Und? Haben Sie dann Angehörige gefunden?
(lächelt) Ja ... 13 Kinder. Die Polizei hatte von ihm Fingerabdrücke, weil er mal straffällig geworden war. Er war also registriert, und unter Familienstand stand "geschieden". Wir haben die Ex-Frau gefunden - und die Kinder.
Zu denen er keinen Kontakt mehr hatte.
(lächelt) Nach dem 13. Kind war er Zigaretten holen gegangen und ist nicht mehr zurück gekommen.
Der Mann war also gar kein Geheimagent.
Ach woher. Der konnte oder wollte keinen Unterhalt zahlen und wollte nicht gefunden werden.
Die Kinder mussten die Bestattung bezahlen?

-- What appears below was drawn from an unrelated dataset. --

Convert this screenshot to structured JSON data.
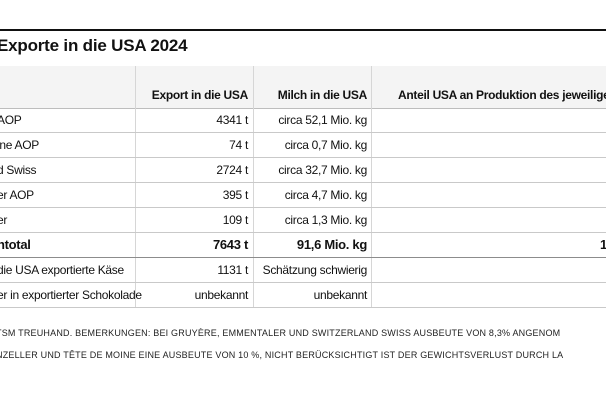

Ja. Die haben sich natürlich erst mal geweigert und gesagt: Er hat ja für uns auch nicht gezahlt. Aber sie sind dazu verpflichtet. Nach ein paar Tagen hat der zweitälteste Sohn angerufen und gefragt, was es kosten würde. Ich sagte, 3400 Euro für die Erdbestattung und 2600 für die Feuerbestattung. Als er gemerkt hat, dass das nicht jedes Kind bezahlen muss, sondern durch 13 geteilt werden kann, hat er zugestimmt.
Wer muss denn eigentlich für eine Bestattung aufkommen, egal, ob er will oder nicht - Kinder, Ehepartner ...?
Der Gesetzgeber hat das festgelegt, in dieser Reihenfolge: Ehepartner, Kinder, Eltern, Großeltern, Enkel, Geschwister, Kinder der Geschwister und Verschwägerte ersten Grades.
Was sind Verschwägerte ersten Grades?
Stiefkinder und Schwiegereltern. Die Angehörigen kommen übrigens aus dieser Nummer nicht raus - auch wenn sie das Erbe ausgeschlagen haben.